To determine h, we integrate Eq. (A7) from \(r-\kappa\) to \(r+\kappa\), where \(\kappa\) is an infinitesimal value. Doing calculations, we find \(h=u/\varepsilon _{in}\) where

$$\begin{aligned} u=\left( l+1\right) \left( \varepsilon _{in}-\varepsilon _{out}\right) /\left( l\varepsilon _{in}+\left( l+1\right) \varepsilon _{out}\right) R^{2l+1}.\qquad \end{aligned}$$

(26)

Coulomb interaction between two particles:

The potential energy describing the interaction between a source charge \(q_{1}\) and a target charge \(q_{2}\) writes:

$$\begin{aligned} V_{q_{1}\rightarrow q_{2}}=q_{1}q_{2}V\left( \overrightarrow{r},s\right) \end{aligned}$$

(A10)

Doing calculations with \(q_{1}=e\); \(q_{2}=-e\) ,\(~r=r_{e},~s=D\) and \(R=b\) it is not hard to find Eq. 8.

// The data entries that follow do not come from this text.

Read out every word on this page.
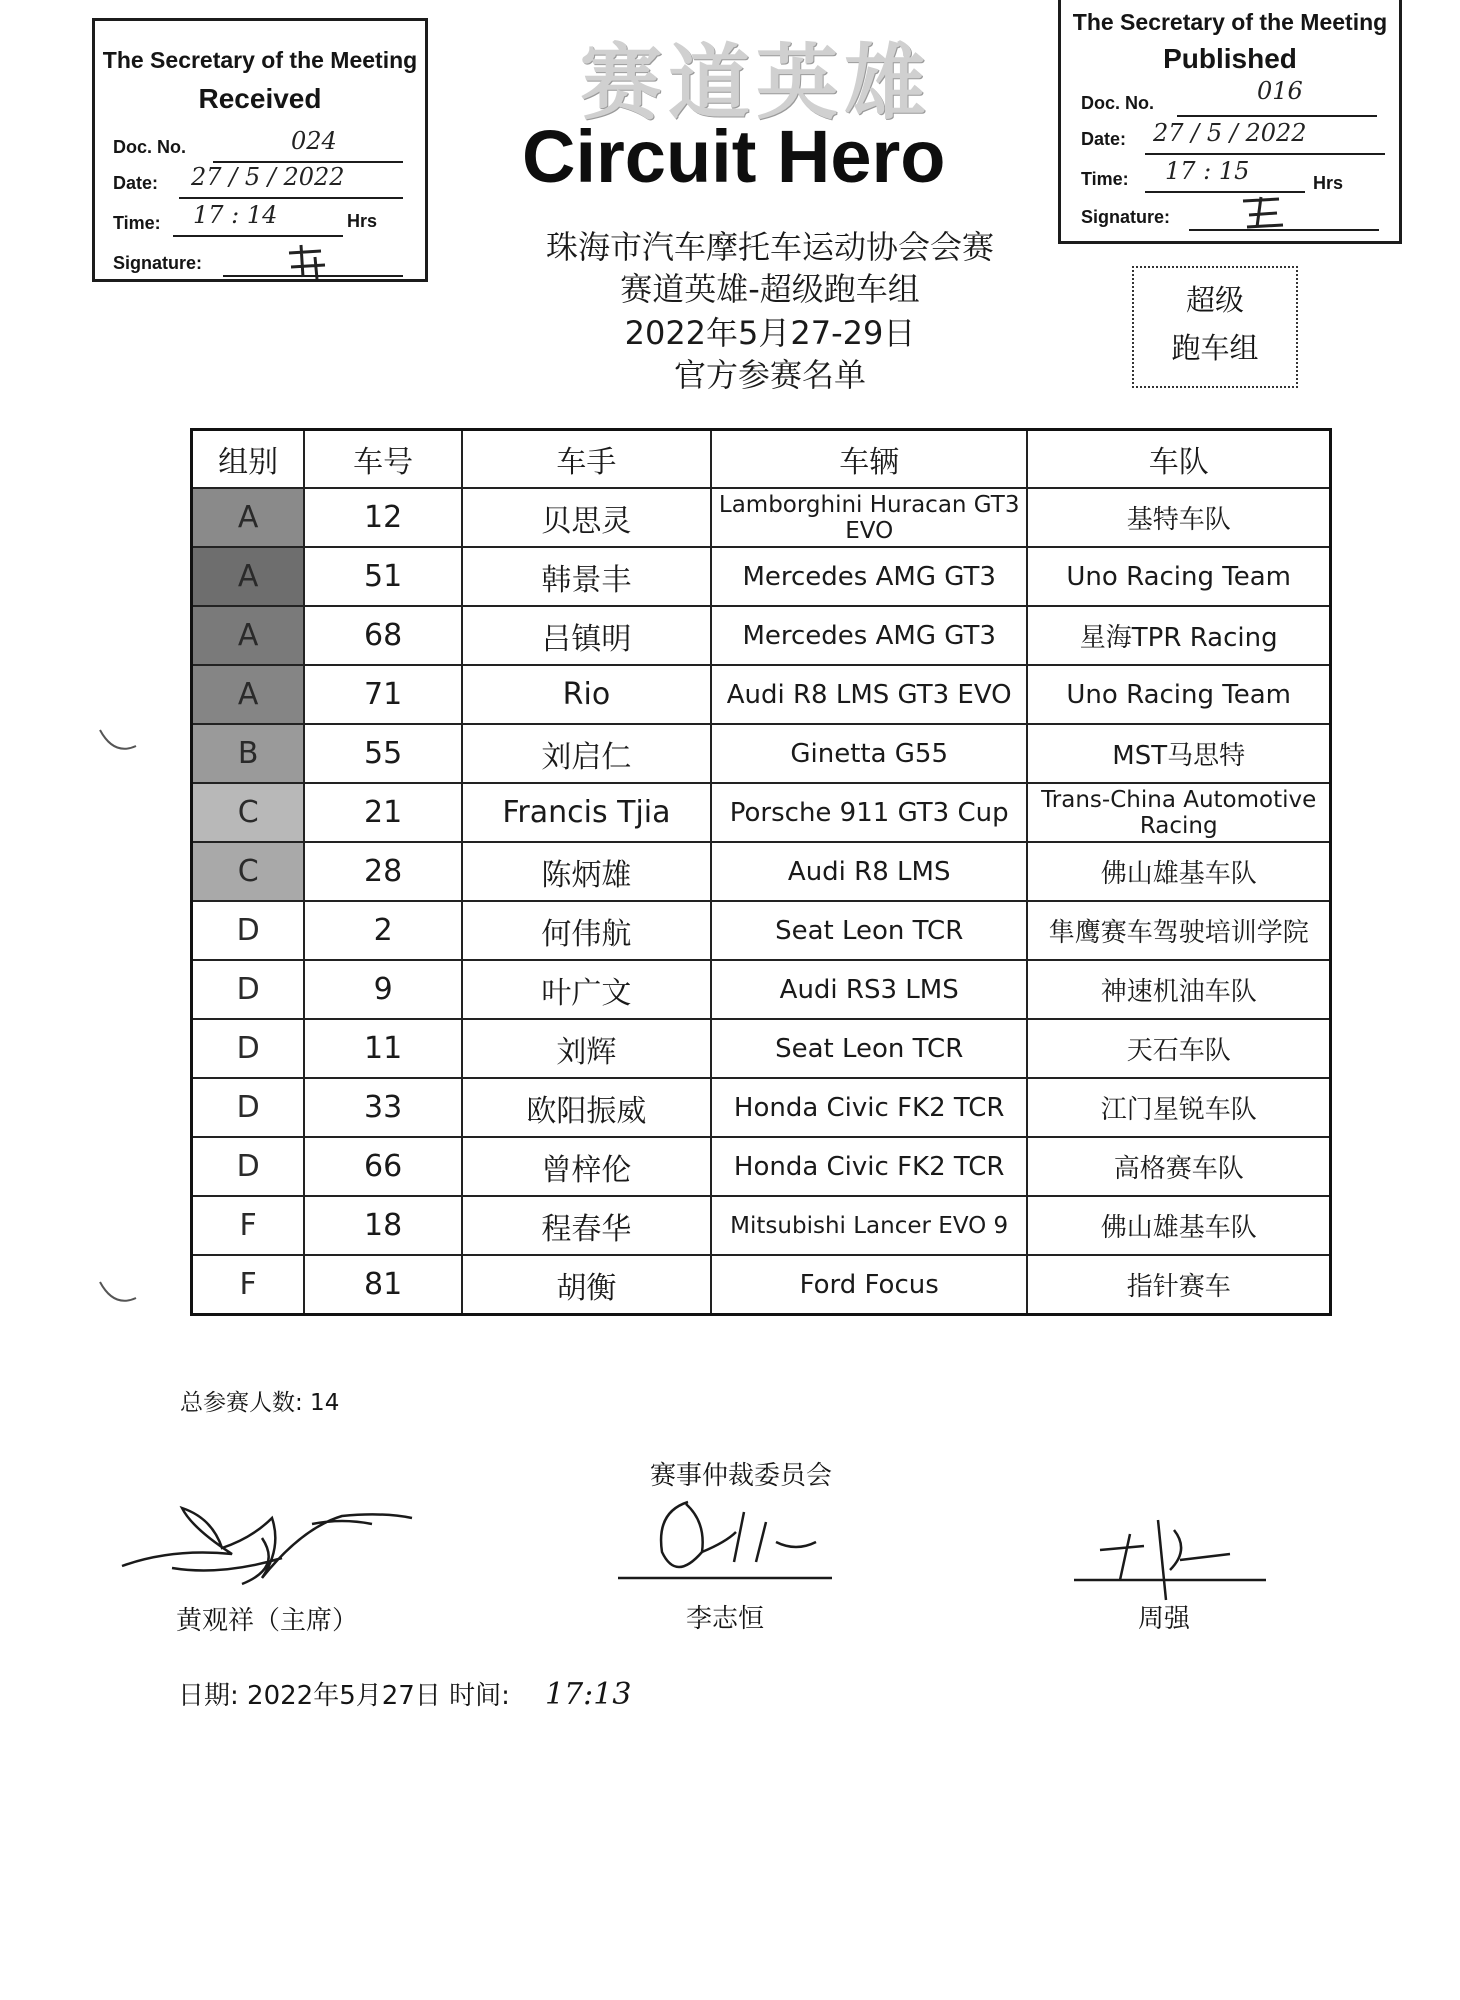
The Secretary of the Meeting
Received
Doc. No.	024
Date: 27 / 5 / 2022
Time: 17 : 14	Hrs
Signature:
The Secretary of the Meeting
Published
Doc. No.	016
Date: 27 / 5 / 2022
Time: 17 : 15	Hrs
Signature:
赛道英雄
Circuit Hero
珠海市汽车摩托车运动协会会赛
赛道英雄-超级跑车组
2022年5月27-29日
官方参赛名单
超级
跑车组
组别	车号	车手	车辆	车队
A	12	贝思灵	Lamborghini Huracan GT3 EVO	基特车队
A	51	韩景丰	Mercedes AMG GT3	Uno Racing Team
A	68	吕镇明	Mercedes AMG GT3	星海TPR Racing
A	71	Rio	Audi R8 LMS GT3 EVO	Uno Racing Team
B	55	刘启仁	Ginetta G55	MST马思特
C	21	Francis Tjia	Porsche 911 GT3 Cup	Trans-China Automotive Racing
C	28	陈炳雄	Audi R8 LMS	佛山雄基车队
D	2	何伟航	Seat Leon TCR	隼鹰赛车驾驶培训学院
D	9	叶广文	Audi RS3 LMS	神速机油车队
D	11	刘辉	Seat Leon TCR	天石车队
D	33	欧阳振威	Honda Civic FK2 TCR	江门星锐车队
D	66	曾梓伦	Honda Civic FK2 TCR	高格赛车队
F	18	程春华	Mitsubishi Lancer EVO 9	佛山雄基车队
F	81	胡衡	Ford Focus	指针赛车
总参赛人数: 14
赛事仲裁委员会
黄观祥（主席）	李志恒	周强
日期: 2022年5月27日 时间: 17:13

Self-polarization energy of single particle

The self-polarization energy \(W_{i}(r_{i})\) describing the interaction of a single-particle with surface charge distributions at material boundaries writes:

$$\begin{aligned} W_{i}\left( r\right) =\frac{1}{2}\left[ V_{r>s}\left( \overrightarrow{r} ,s\right) +V_{s>r}\left( \overrightarrow{s},r\right) \right] \end{aligned}$$

(A11)

Removing the terms \(r_{l}/s_{l}+1\) and \(s_{l}/r_{l}+1\) when \(r<s\) and \(s<r\) respectively which represent the pure Coulomb interaction term and by setting \(q_{1}=q_{2}=e\) and \(\theta =0\) we can easily obtain Eq.7.

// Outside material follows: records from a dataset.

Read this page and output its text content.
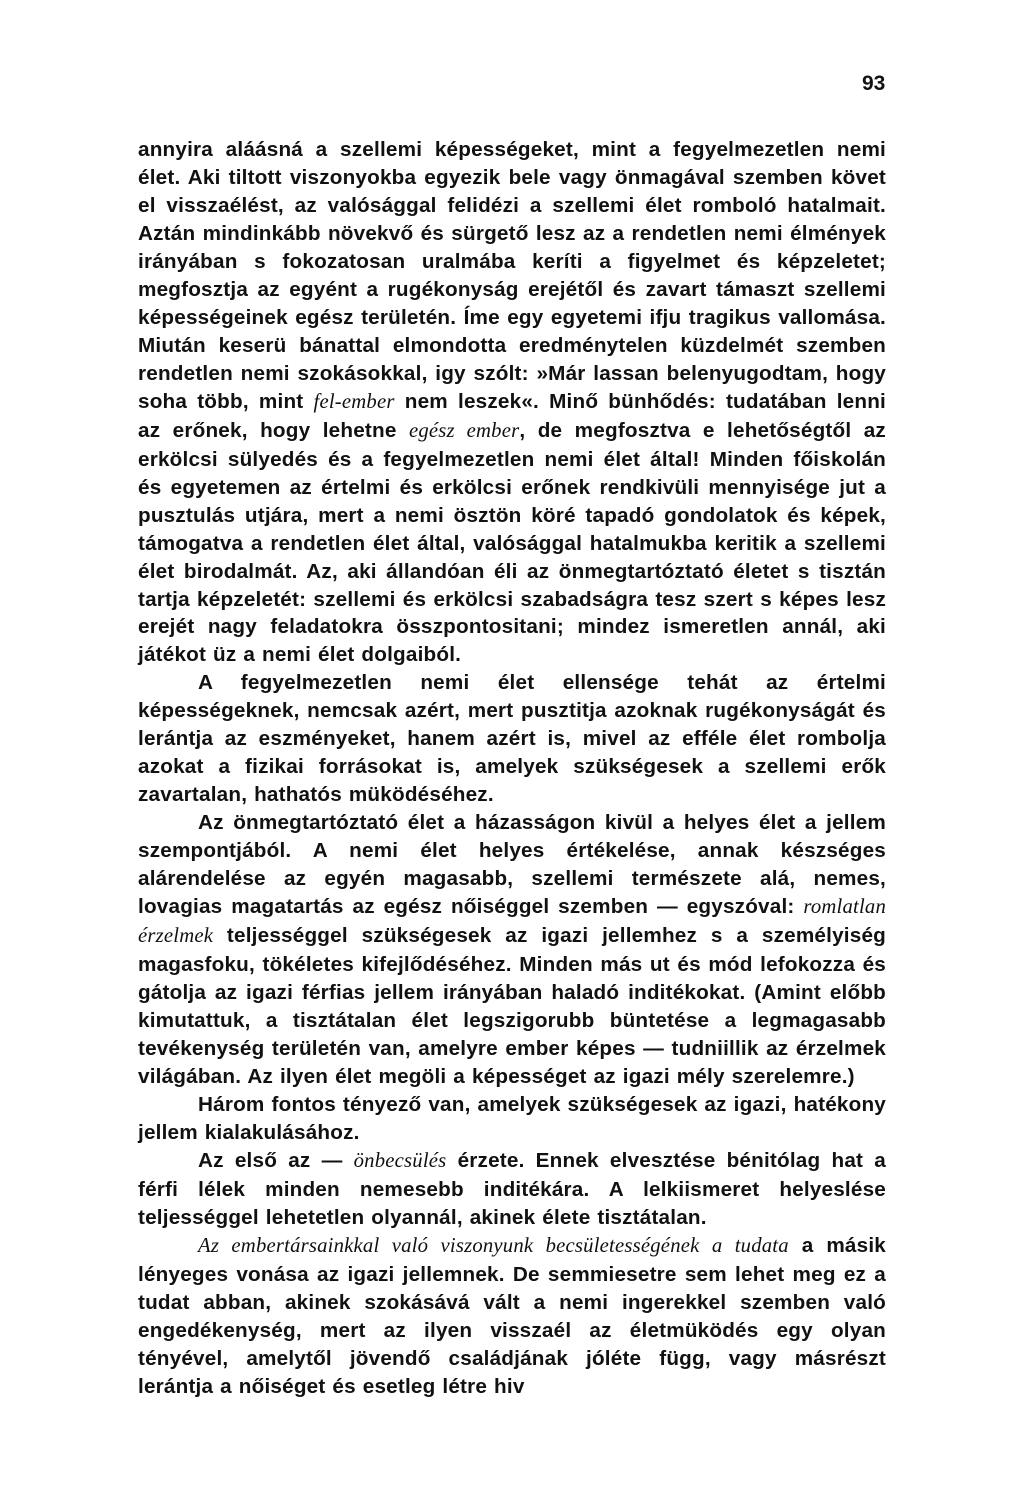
93

annyira aláásná a szellemi képességeket, mint a fegyelmezetlen nemi élet. Aki tiltott viszonyokba egyezik bele vagy önmagával szemben követ el visszaélést, az valósággal felidézi a szellemi élet romboló hatalmait. Aztán mindinkább növekvő és sürgető lesz az a rendetlen nemi élmények irányában s fokozatosan uralmába keríti a figyelmet és képzeletet; megfosztja az egyént a rugékonyság erejétől és zavart támaszt szellemi képességeinek egész területén. Íme egy egyetemi ifju tragikus vallomása. Miután keserü bánattal elmondotta eredménytelen küzdelmét szemben rendetlen nemi szokásokkal, igy szólt: »Már lassan belenyugodtam, hogy soha több, mint fel-ember nem leszek«. Minő bünhődés: tudatában lenni az erőnek, hogy lehetne egész ember, de megfosztva e lehetőségtől az erkölcsi sülyedés és a fegyelmezetlen nemi élet által! Minden főiskolán és egyetemen az értelmi és erkölcsi erőnek rendkivüli mennyisége jut a pusztulás utjára, mert a nemi ösztön köré tapadó gondolatok és képek, támogatva a rendetlen élet által, valósággal hatalmukba keritik a szellemi élet birodalmát. Az, aki állandóan éli az önmegtartóztató életet s tisztán tartja képzeletét: szellemi és erkölcsi szabadságra tesz szert s képes lesz erejét nagy feladatokra összpontositani; mindez ismeretlen annál, aki játékot üz a nemi élet dolgaiból.

A fegyelmezetlen nemi élet ellensége tehát az értelmi képességeknek, nemcsak azért, mert pusztitja azoknak rugékonyságát és lerántja az eszményeket, hanem azért is, mivel az efféle élet rombolja azokat a fizikai forrásokat is, amelyek szükségesek a szellemi erők zavartalan, hathatós müködéséhez.

Az önmegtartóztató élet a házasságon kivül a helyes élet a jellem szempontjából. A nemi élet helyes értékelése, annak készséges alárendelése az egyén magasabb, szellemi természete alá, nemes, lovagias magatartás az egész nőiséggel szemben — egyszóval: romlatlan érzelmek teljességgel szükségesek az igazi jellemhez s a személyiség magasfoku, tökéletes kifejlődéséhez. Minden más ut és mód lefokozza és gátolja az igazi férfias jellem irányában haladó inditékokat. (Amint előbb kimutattuk, a tisztátalan élet legszigorubb büntetése a legmagasabb tevékenység területén van, amelyre ember képes — tudniillik az érzelmek világában. Az ilyen élet megöli a képességet az igazi mély szerelemre.)

Három fontos tényező van, amelyek szükségesek az igazi, hatékony jellem kialakulásához.

Az első az — önbecsülés érzete. Ennek elvesztése bénitólag hat a férfi lélek minden nemesebb inditékára. A lelkiismeret helyeslése teljességgel lehetetlen olyannál, akinek élete tisztátalan.

Az embertársainkkal való viszonyunk becsületességének a tudata a másik lényeges vonása az igazi jellemnek. De semmiesetre sem lehet meg ez a tudat abban, akinek szokásává vált a nemi ingerekkel szemben való engedékenység, mert az ilyen visszaél az életmüködés egy olyan tényével, amelytől jövendő családjának jóléte függ, vagy másrészt lerántja a nőiséget és esetleg létre hiv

Appendix B: Polaron - induced screened Coulomb potential

This appendix briefly outlines the derivation of the polaron-induced modification of a Coulombic potential related with an ionized impurity center in a polar crystal. The formulation was originally put forward for excitons by Aldrich and Bajaj [84], following Haken results via Lee-Low-Pines (LLP) variational formalism [83]. Instead, the approach by Aldrich and Bajaj makes use of the free polaron variational wave function proposed by Haga [85]. The system consists of an electron coupled to the screened Coulomb potential, assumed to be located at the origin. The Hamiltonian writes:

$$\begin{aligned} H_{0}=\frac{{p}^{2}}{2m}-\frac{e^{2}}{\varepsilon _{\infty }\left| \mathbf {r }\right| }+\sum \limits _{\mathbf {q}}\hbar \omega b_{q}^{+}b_{q}+\sum \limits _{ \mathbf {q}}\left[ \gamma _{q} e^{i\mathbf {q}.\mathbf {r}} b_{q}+cc\right] \end{aligned}$$

(B1)

where \(b_{q}^{+}\) and \(b_{q}\) are the creation and annihilation LO phonon operators of wavevector \(\mathbf {q}\), \(\omega\) is the optical phonon frequency, p is the momentum of the electron and \(\mathbf {r}\,\) its position coordinate. Besides, m is the conduction band mass.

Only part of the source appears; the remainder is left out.